São inúmeras as controvérsias a respeito dos proprietários da S.A. O Malho, o que de certo modo dificulta a precisão das informações. A citação anterior remete ao repasse da empresa para o grupo Pimenta de Mello no ano de 1928. Entretanto, há também a hipótese levantada por outros autores como Julieta Sobral (2005) e Nelson Werneck Sodré (1999), os quais apontam que a transferência de possuintes da editora se deu em 1918.47 Não se conseguiu verificar o ano exato do repasse, mas pode ser observado que, já em 1921, de acordo com a nota de pesar lançada n’O Malho pelo falecimento do sogro de José Pimenta de Mello, a editora o nomeava como chefe da empresa, aproximando-se muito mais da data de 1918.48 Apesar do grupo Pimenta de Mello ser maioria na empresa, como foi exposto, a permanência do nome da sociedade foi mantida e os vínculos da família Souza e Silva não foram quebrados, tanto que a família retoma a posse majoritária da empresa após a morte de José Pimenta de Mello.

Todo esse levantamento de informações acerca da editora é interessante para elucidar que: a editora recebeu destaque pelo potencial gráfico adquirido, culminando nos resultados produtivos de outros periódicos, incluindo o Anuário das Senhoras; e, ainda, o cunho crítico da revista principal poderia tê-la tornado mais visada socialmente por suas pautas ruidosas que angariavam atenção.

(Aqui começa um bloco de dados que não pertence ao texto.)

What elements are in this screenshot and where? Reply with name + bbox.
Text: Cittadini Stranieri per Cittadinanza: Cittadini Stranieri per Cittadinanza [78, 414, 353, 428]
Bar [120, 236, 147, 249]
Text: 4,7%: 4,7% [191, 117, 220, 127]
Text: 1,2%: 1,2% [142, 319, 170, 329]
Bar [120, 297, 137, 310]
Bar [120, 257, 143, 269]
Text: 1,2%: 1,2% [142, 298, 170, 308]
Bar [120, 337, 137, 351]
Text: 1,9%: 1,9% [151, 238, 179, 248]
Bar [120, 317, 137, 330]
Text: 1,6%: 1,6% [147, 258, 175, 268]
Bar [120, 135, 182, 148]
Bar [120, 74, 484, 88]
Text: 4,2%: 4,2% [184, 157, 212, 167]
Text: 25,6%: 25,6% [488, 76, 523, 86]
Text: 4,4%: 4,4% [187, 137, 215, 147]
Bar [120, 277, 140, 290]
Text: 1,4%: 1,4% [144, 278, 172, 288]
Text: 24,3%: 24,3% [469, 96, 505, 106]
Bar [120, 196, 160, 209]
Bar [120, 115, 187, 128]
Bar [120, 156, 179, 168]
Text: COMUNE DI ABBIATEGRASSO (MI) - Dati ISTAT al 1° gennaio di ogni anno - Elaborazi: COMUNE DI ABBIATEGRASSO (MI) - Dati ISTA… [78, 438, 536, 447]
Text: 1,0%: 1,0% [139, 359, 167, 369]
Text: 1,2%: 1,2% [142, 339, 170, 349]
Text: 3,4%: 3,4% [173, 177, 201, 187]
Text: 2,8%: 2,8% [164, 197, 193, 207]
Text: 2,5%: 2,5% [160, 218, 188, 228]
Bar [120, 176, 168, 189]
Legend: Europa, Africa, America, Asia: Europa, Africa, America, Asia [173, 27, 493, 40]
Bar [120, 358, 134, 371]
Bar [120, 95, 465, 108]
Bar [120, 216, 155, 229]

Elementos de ligação encontrados na convivência da diretora Alba de Mello com detentores de poder e na postura assumida pela editora, tanto por seus proprietários quanto pela sua capacidade produtiva, atuaram na fabricação e na montagem do Anuário das Senhoras. É sabendo dessa conexão que se torna fundamental compreensão das particularidades do periódico, num necessário movimento por dentro desse produto cultural.

46 Ver a contracapa da revista O Malho, Rio de janeiro, jan. de 1954, ano LII, nº 168, p. 43.

47 SOBRAL, Julieta. apud SILVA, Geanne Paula de Oliveira. A revista e a Propaganda: o projeto político-cultural do Estado Novo nas páginas da Ilustração Brasileira. Dissertação (mestrado em História) - INHIS- UFU, Uberlândia, 2011 (orientador Luciene Lehmkuhl), p. 56.

48 MAURICIO de Vasconcellos. O Malho, Rio de janeiro, 19 de fev. de 1921, ano XX, nº 962, p. 24.